Norbert Röttgen, Ministerpräsident Armin Laschet oder Friedrich Merz (v.l.) - neun Delegierte aus dem Kreis Recklinghausen bestimmen am Samstag mit, wer neuer CDU-Vorsitzender wird. © picture alliance/dpa/dpa-pool
CDU-Wahl

Röttgen, Laschet, Merz: So wollen die Kreis-Delegierten abstimmen

Neun CDU-Mitglieder aus dem Kreis Recklinghausen werden am Samstag (16. Januar) die Möglichkeit haben, den neuen Parteivorsitzenden zu wählen. Vier Stimmen hat Armin Laschet offenbar sicher.

Beim virtuellen Bundesparteitag der CDU stehen am Samstag der nordrhein-westfälische Ministerpräsident Armin Laschet, der frühere Fraktionsvorsitzende Friedrich Merz und der Außenpolitiker und frühere Bundesumweltminister Norbert Röttgen. Einer von ihnen wird die derzeitige Parteivorsitzende Annegret Kramp-Karrenbauer ablösen.

Auf Anfrage dieser Zeitung haben vier der neun Kreis-Delegierten mitgeteilt, dass sie ihre Entscheidung bereits getroffen haben. Die vier Stimmen gehen allesamt an Laschet. Die anderen Delegierten haben sich entweder noch nicht festgelegt oder wollen ihre Entscheidung möglicherweise nicht öffentlich machen.

Dass Josef Hovenjürgen (58) aus Haltern dem nordrhein-westfälischen Ministerpräsidenten seine Stimme geben will, ist keine Überraschung. Hovenjürgen ist Generalsekretär der NRW-CDU und damit ein enger Vertrauter des Landesvorsitzenden Laschet. „Ich kenne Armin Laschet seit vielen Jahren. Er ist ein Mensch, der nie leichtfertig Urteile fällt oder Entscheidungen trifft“, betont der Halterner. Vor allem habe Laschet die Fähigkeit, Dinge zusammenzuführen, von denen andere der Meinung seien, dass sie nicht zusammenzubringen seien. „Ich bin vorsichtig optimistisch, dass Armin Laschet die Wahl gewinnt“, sagt Hovenjürgen.

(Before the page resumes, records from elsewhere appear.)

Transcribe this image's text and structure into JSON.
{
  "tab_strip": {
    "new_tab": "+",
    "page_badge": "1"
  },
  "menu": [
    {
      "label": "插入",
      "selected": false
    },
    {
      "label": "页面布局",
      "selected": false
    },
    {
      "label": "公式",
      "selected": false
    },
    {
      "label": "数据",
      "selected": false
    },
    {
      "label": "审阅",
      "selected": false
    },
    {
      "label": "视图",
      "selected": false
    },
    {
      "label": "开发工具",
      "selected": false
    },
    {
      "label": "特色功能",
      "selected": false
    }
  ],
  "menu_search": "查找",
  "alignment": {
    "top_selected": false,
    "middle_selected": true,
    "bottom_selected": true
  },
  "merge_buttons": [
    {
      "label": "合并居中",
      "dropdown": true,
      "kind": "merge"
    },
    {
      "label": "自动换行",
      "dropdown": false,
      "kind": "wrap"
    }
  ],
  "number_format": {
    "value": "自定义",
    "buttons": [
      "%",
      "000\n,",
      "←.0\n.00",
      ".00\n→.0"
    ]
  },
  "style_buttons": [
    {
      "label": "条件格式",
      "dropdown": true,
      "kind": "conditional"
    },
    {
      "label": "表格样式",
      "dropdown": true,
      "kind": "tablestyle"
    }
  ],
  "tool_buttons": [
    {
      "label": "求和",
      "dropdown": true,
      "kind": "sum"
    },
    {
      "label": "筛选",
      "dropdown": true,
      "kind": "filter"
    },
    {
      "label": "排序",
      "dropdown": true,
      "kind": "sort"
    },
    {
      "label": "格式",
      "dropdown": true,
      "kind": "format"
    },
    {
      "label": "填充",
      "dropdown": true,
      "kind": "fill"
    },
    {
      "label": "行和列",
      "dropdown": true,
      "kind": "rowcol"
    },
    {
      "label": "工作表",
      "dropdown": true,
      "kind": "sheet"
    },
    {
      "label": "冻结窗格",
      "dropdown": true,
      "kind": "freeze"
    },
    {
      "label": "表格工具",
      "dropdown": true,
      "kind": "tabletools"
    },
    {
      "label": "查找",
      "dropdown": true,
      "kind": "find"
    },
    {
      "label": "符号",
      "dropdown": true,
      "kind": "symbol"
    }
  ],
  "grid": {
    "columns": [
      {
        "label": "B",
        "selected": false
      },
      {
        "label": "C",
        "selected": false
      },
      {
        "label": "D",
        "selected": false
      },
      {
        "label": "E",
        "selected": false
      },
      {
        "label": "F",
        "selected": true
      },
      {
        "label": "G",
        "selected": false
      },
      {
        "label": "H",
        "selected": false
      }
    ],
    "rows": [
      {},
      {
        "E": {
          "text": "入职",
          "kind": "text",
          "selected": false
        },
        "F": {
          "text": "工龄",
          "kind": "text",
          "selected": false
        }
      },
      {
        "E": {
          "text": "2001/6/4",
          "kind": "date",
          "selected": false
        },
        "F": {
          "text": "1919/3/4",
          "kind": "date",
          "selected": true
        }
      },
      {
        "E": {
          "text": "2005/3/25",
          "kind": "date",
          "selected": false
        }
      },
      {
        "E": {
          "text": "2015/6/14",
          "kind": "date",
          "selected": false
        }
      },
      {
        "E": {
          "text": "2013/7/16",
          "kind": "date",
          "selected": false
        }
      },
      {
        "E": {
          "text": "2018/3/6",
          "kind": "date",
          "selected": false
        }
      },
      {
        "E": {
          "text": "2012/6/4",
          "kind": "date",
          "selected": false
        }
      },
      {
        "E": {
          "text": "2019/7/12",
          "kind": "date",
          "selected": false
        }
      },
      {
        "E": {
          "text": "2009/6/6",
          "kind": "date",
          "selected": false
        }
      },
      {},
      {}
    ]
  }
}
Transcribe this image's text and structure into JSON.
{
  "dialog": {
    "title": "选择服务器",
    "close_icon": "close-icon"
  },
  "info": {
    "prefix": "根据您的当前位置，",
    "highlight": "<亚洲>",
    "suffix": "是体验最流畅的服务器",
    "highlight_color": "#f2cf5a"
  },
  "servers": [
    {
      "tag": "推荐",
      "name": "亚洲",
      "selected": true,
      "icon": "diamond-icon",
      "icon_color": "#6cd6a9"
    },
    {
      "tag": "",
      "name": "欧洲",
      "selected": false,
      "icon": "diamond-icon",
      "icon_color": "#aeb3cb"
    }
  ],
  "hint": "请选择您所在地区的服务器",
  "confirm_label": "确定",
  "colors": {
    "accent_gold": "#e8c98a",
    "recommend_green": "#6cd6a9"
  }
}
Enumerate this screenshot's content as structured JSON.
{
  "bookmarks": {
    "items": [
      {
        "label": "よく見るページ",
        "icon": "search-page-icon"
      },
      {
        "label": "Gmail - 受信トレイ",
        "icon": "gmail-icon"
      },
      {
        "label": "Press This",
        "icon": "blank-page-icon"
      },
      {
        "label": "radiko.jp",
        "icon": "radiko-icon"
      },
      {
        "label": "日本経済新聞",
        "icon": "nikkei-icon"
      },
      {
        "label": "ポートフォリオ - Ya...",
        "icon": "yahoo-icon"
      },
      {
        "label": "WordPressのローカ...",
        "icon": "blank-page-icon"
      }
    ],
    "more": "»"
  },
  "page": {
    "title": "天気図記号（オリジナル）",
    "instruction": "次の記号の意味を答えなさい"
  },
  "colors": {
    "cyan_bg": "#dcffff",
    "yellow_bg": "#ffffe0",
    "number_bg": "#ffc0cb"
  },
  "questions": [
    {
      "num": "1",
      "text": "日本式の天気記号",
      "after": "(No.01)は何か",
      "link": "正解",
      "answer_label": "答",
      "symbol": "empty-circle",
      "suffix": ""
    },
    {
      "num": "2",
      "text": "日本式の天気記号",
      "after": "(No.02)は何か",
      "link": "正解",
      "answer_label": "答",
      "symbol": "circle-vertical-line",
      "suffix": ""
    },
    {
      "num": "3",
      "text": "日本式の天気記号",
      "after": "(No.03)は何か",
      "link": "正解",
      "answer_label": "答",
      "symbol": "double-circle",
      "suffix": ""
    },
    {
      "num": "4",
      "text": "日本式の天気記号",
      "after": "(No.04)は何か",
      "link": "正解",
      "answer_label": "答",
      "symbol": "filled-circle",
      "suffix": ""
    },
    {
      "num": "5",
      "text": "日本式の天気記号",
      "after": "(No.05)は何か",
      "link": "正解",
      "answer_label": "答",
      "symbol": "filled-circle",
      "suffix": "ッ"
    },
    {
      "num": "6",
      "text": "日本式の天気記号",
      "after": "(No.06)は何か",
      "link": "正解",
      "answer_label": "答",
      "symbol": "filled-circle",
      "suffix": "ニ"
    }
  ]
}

CDU-Generalsekretär Josef Hovenjürgen wird seine Stimme Armin Laschet geben. © Frank Schuermann © Frank Schuermann

Auch Landrat Bodo Klimpel (57) will Laschet seine Stimme geben. „Bei der letzten Wahl auf dem Parteitag in Hamburg habe ich Frau Kramp-Karrenbauer gewählt, weil ich der Meinung war, dass Friedrich Merz ein Kandidat war und auch ist, der nur Teile der Partei repräsentiert. An dieser Meinung hat sich nichts geändert. Gerade in der momentanen Situation brauchen wir jemanden, der zusammenführt“, betont der CDU-Politiker aus Haltern. Die CDU, so Klimpel, sei eine Volkspartei und eben keine Klientelpartei.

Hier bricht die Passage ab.